Mit dem Beschwerdevorbringen wird indes nicht in schlüssiger Weise dargetan, dass in dem angefochtenen Urteil maßgebliche rechtliche Erwägungen in diesem beschriebenen Sinne ganz oder teilweise fehlen. Die Beschwerde rügt lediglich, das FG habe sich der Bewertung des Gerichtsprüfers angeschlossen, der vom Beklagten und Beschwerdegegner (Finanzamt --FA--) bei der Schätzung der Besteuerungsgrundlagen angesetzte pauschale Abschlag in Höhe von 3 % für Schwund und Verderb sei branchenüblich, obwohl nach dem Bericht des Gerichtsprüfers bei Gyros ein Bratverlust von 30 % anzuerkennen sei. Der pauschale Abschlag für Schwund und Verderb sei daher mathematisch zu niedrig. Damit wird aber ein übergangener eigenständiger Klagegrund oder ein selbständiges Angriffs- und Verteidigungsmittel nicht dargelegt. Dem Beschwerdevorbringen lässt sich vielmehr lediglich entnehmen, das FG-Urteil sei nach Auffassung der Kläger unzulänglich, rechtsfehlerhaft oder nicht überzeugend. Dies reicht jedoch für die Annahme des Verfahrensmangels der fehlenden Begründung der Entscheidung nicht aus (Gräber/Ruban, Finanzgerichtsordnung, 5. Aufl., § 119 Rz. 24).

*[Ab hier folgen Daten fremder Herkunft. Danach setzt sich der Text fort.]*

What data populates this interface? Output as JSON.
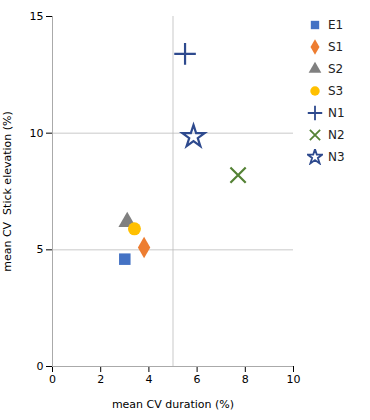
{
  "chart_data": {
    "type": "scatter",
    "xlabel": "mean CV duration (%)",
    "ylabel": "mean CV  Stick elevation (%)",
    "series": [
      {
        "name": "E1",
        "color": "#4472C4",
        "marker": "square",
        "x": [
          3.0
        ],
        "values": [
          4.6
        ]
      },
      {
        "name": "S1",
        "color": "#ED7D31",
        "marker": "diamond",
        "x": [
          3.8
        ],
        "values": [
          5.1
        ]
      },
      {
        "name": "S2",
        "color": "#808080",
        "marker": "triangle",
        "x": [
          3.1
        ],
        "values": [
          6.2
        ]
      },
      {
        "name": "S3",
        "color": "#FFC000",
        "marker": "circle",
        "x": [
          3.4
        ],
        "values": [
          5.9
        ]
      },
      {
        "name": "N1",
        "color": "#2E4A8E",
        "marker": "plus",
        "x": [
          5.5
        ],
        "values": [
          13.4
        ]
      },
      {
        "name": "N2",
        "color": "#548235",
        "marker": "times",
        "x": [
          7.7
        ],
        "values": [
          8.2
        ]
      },
      {
        "name": "N3",
        "color": "#2E4A8E",
        "marker": "star",
        "x": [
          5.85
        ],
        "values": [
          9.85
        ]
      }
    ],
    "xlim": [
      0,
      10
    ],
    "ylim": [
      0,
      15
    ],
    "xticks": [
      0,
      2,
      4,
      6,
      8,
      10
    ],
    "yticks": [
      0,
      5,
      10,
      15
    ],
    "grid": {
      "x": [
        5
      ],
      "y": [
        5,
        10
      ]
    },
    "legend": "right"
  }
}
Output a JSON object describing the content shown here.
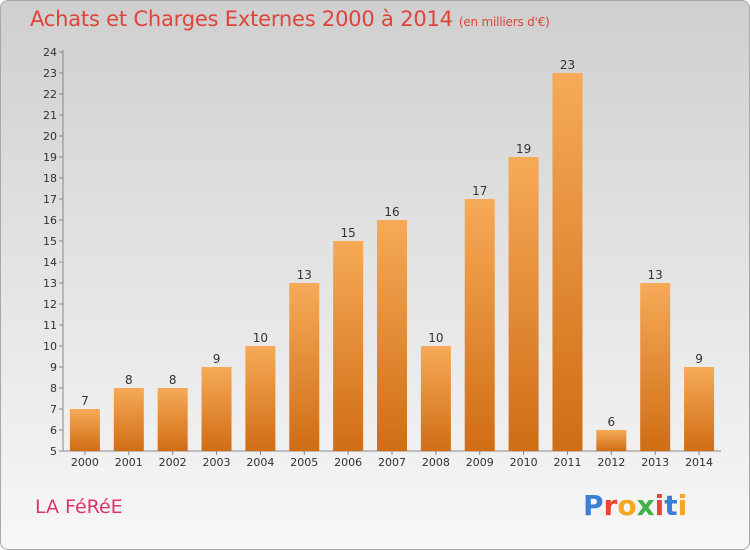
{
  "header": {
    "title": "Achats et Charges Externes 2000 à 2014",
    "subtitle": "(en milliers d'€)"
  },
  "footer": {
    "place": "LA FéRéE",
    "logo": "Proxiti",
    "logo_colors": [
      "#3a7fd5",
      "#e8462e",
      "#f5a623",
      "#3fb24a",
      "#e8462e",
      "#3a7fd5",
      "#f5a623"
    ]
  },
  "colors": {
    "bar_light": "#f6aa57",
    "bar_dark": "#d06d15",
    "title": "#e0433a",
    "place": "#e0336a"
  },
  "chart_data": {
    "type": "bar",
    "title": "Achats et Charges Externes 2000 à 2014",
    "subtitle": "(en milliers d'€)",
    "categories": [
      "2000",
      "2001",
      "2002",
      "2003",
      "2004",
      "2005",
      "2006",
      "2007",
      "2008",
      "2009",
      "2010",
      "2011",
      "2012",
      "2013",
      "2014"
    ],
    "values": [
      7,
      8,
      8,
      9,
      10,
      13,
      15,
      16,
      10,
      17,
      19,
      23,
      6,
      13,
      9
    ],
    "ylim": [
      5,
      24
    ],
    "yticks": [
      5,
      6,
      7,
      8,
      9,
      10,
      11,
      12,
      13,
      14,
      15,
      16,
      17,
      18,
      19,
      20,
      21,
      22,
      23,
      24
    ],
    "grid": false,
    "legend": "none"
  }
}
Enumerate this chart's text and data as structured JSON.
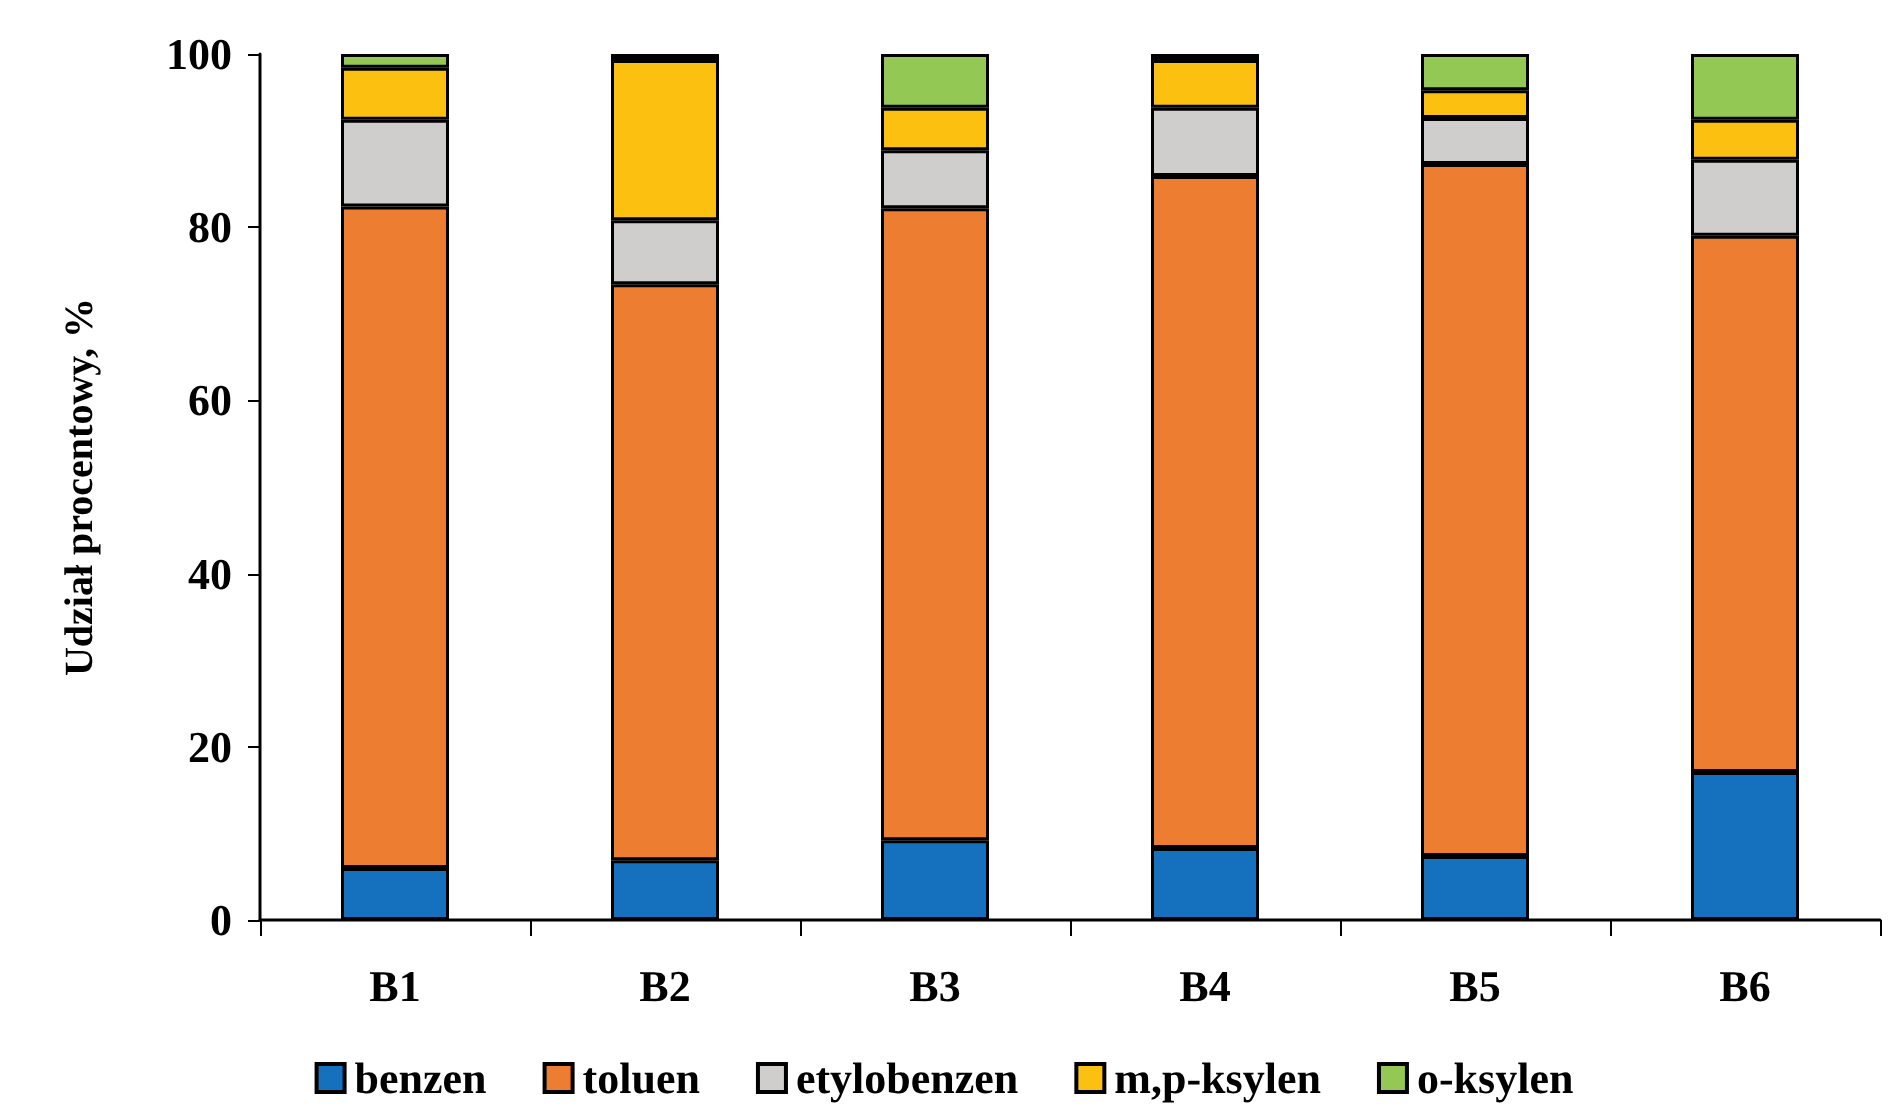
{
  "chart_data": {
    "type": "bar",
    "stacked": true,
    "ylabel": "Udział procentowy, %",
    "categories": [
      "B1",
      "B2",
      "B3",
      "B4",
      "B5",
      "B6"
    ],
    "series": [
      {
        "name": "benzen",
        "color": "#1570bd",
        "values": [
          6.0,
          6.9,
          9.2,
          8.3,
          7.4,
          17.1
        ]
      },
      {
        "name": "toluen",
        "color": "#ed7d31",
        "values": [
          76.4,
          66.5,
          73.0,
          77.6,
          79.9,
          61.9
        ]
      },
      {
        "name": "etylobenzen",
        "color": "#d0cecc",
        "values": [
          10.0,
          7.4,
          6.7,
          7.9,
          5.3,
          8.8
        ]
      },
      {
        "name": "m,p-ksylen",
        "color": "#fcc010",
        "values": [
          6.0,
          18.5,
          4.9,
          5.5,
          3.2,
          4.6
        ]
      },
      {
        "name": "o-ksylen",
        "color": "#92c853",
        "values": [
          1.6,
          0.7,
          6.2,
          0.7,
          4.2,
          7.6
        ]
      }
    ],
    "ylim": [
      0,
      100
    ],
    "yticks": [
      0,
      20,
      40,
      60,
      80,
      100
    ],
    "grid": false,
    "legend": "bottom"
  }
}
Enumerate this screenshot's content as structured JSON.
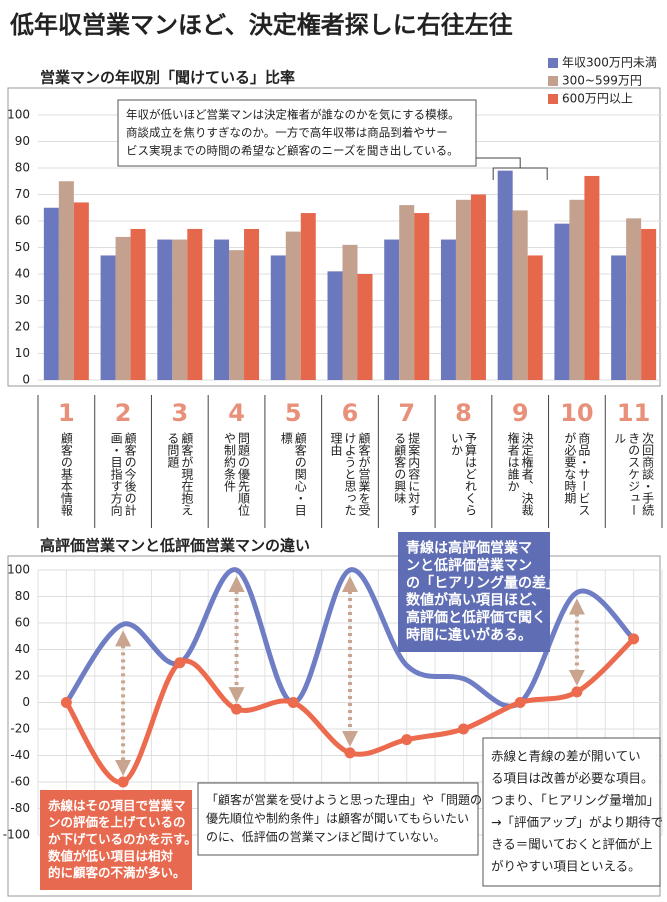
{
  "title": "低年収営業マンほど、決定権者探しに右往左往",
  "chart_data": [
    {
      "type": "bar",
      "title": "営業マンの年収別「聞けている」比率",
      "categories": [
        "1",
        "2",
        "3",
        "4",
        "5",
        "6",
        "7",
        "8",
        "9",
        "10",
        "11"
      ],
      "descriptions": [
        "顧客の基本情報",
        "顧客の今後の計画・目指す方向",
        "顧客が現在抱える問題",
        "問題の優先順位や制約条件",
        "顧客の関心・目標",
        "顧客が営業を受けようと思った理由",
        "提案内容に対する顧客の興味",
        "予算はどれくらいか",
        "決定権者、決裁権者は誰か",
        "商品・サービスが必要な時期",
        "次回商談・手続きのスケジュール"
      ],
      "series": [
        {
          "name": "年収300万円未満",
          "color": "#6c78bd",
          "values": [
            65,
            47,
            53,
            53,
            47,
            41,
            53,
            53,
            79,
            59,
            47
          ]
        },
        {
          "name": "300~599万円",
          "color": "#c3a18e",
          "values": [
            75,
            54,
            53,
            49,
            56,
            51,
            66,
            68,
            64,
            68,
            61
          ]
        },
        {
          "name": "600万円以上",
          "color": "#e5674c",
          "values": [
            67,
            57,
            57,
            57,
            63,
            40,
            63,
            70,
            47,
            77,
            57
          ]
        }
      ],
      "ylim": [
        0,
        100
      ],
      "yticks": [
        0,
        10,
        20,
        30,
        40,
        50,
        60,
        70,
        80,
        90,
        100
      ],
      "grid": true,
      "legend": "top-right",
      "annotation": [
        "年収が低いほど営業マンは決定権者が誰なのかを気にする模様。",
        "商談成立を焦りすぎなのか。一方で高年収帯は商品到着やサー",
        "ビス実現までの時間の希望など顧客のニーズを聞き出している。"
      ]
    },
    {
      "type": "line",
      "title": "高評価営業マンと低評価営業マンの違い",
      "series": [
        {
          "color": "#6f7dc4",
          "values": [
            0,
            59,
            30,
            100,
            0,
            100,
            28,
            18,
            0,
            83,
            48
          ]
        },
        {
          "color": "#ec6a4d",
          "values": [
            0,
            -60,
            30,
            -5,
            0,
            -38,
            -28,
            -20,
            0,
            8,
            48
          ]
        }
      ],
      "ylim": [
        -100,
        100
      ],
      "yticks": [
        -100,
        -80,
        -60,
        -40,
        -20,
        0,
        20,
        40,
        60,
        80,
        100
      ],
      "grid": true,
      "annotations": [
        {
          "fill": "#5f6db4",
          "lines": [
            "青線は高評価営業マ",
            "ンと低評価営業マン",
            "の「ヒアリング量の差」。",
            "数値が高い項目ほど、",
            "高評価と低評価で聞く",
            "時間に違いがある。"
          ]
        },
        {
          "fill": "#e7694f",
          "lines": [
            "赤線はその項目で営業マ",
            "ンの評価を上げているの",
            "か下げているのかを示す。",
            "数値が低い項目は相対",
            "的に顧客の不満が多い。"
          ]
        },
        {
          "fill": "#ffffff",
          "lines": [
            "「顧客が営業を受けようと思った理由」や「問題の",
            "優先順位や制約条件」は顧客が聞いてもらいたい",
            "のに、低評価の営業マンほど聞けていない。"
          ]
        },
        {
          "fill": "#ffffff",
          "lines": [
            "赤線と青線の差が開いてい",
            "る項目は改善が必要な項目。",
            "つまり、「ヒアリング量増加」",
            "→「評価アップ」がより期待で",
            "きる＝聞いておくと評価が上",
            "がりやすい項目といえる。"
          ]
        }
      ]
    }
  ]
}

Auch das weitere Vorbringen der Kläger, das FG lasse in seiner Entscheidung offen, für welches Jahr der Rohgewinnaufschlagsatz ermittelt worden sei, der vom Gerichtsprüfer unterstellte Aufschlagsatz von 175 % ergebe sich nicht aus der Buchführung der Kläger und die Richtwertsammlung des FA weise für die Jahre 1993 und 1994 einen Mittelwert von 150 % bzw. für die Jahre 1995 und 1996 einen Mittelwert von 156 % aus, ist nicht geeignet, einen Mangel i.S. von § 105 Abs. 2 Nr. 5 FGO schlüssig darzulegen. Ihrem objektiven Inhalt nach betreffen die Einwände der Kläger die Richtigkeit des angefochtenen Urteils (vor allem die Bestätigung der Schätzungen der Höhe nach), nicht die Vollständigkeit der hierfür gegebenen Begründung. Sie bemängeln nicht das vollständige oder teilweise Fehlen der maßgeblichen rechtlichen Erwägungen, sondern deren Inhalt und Ergebnis. Das aber ergibt, die Richtigkeit solchen Vorbringens unterstellt, keinen Grund für die Zulassung der Revision. Im Übrigen folgt aus dem FG-Urteil, dass der Rohgewinnaufschlagssatz für das Jahr 1993 ermittelt wurde (vgl. FG-Urteil S. 6 oben).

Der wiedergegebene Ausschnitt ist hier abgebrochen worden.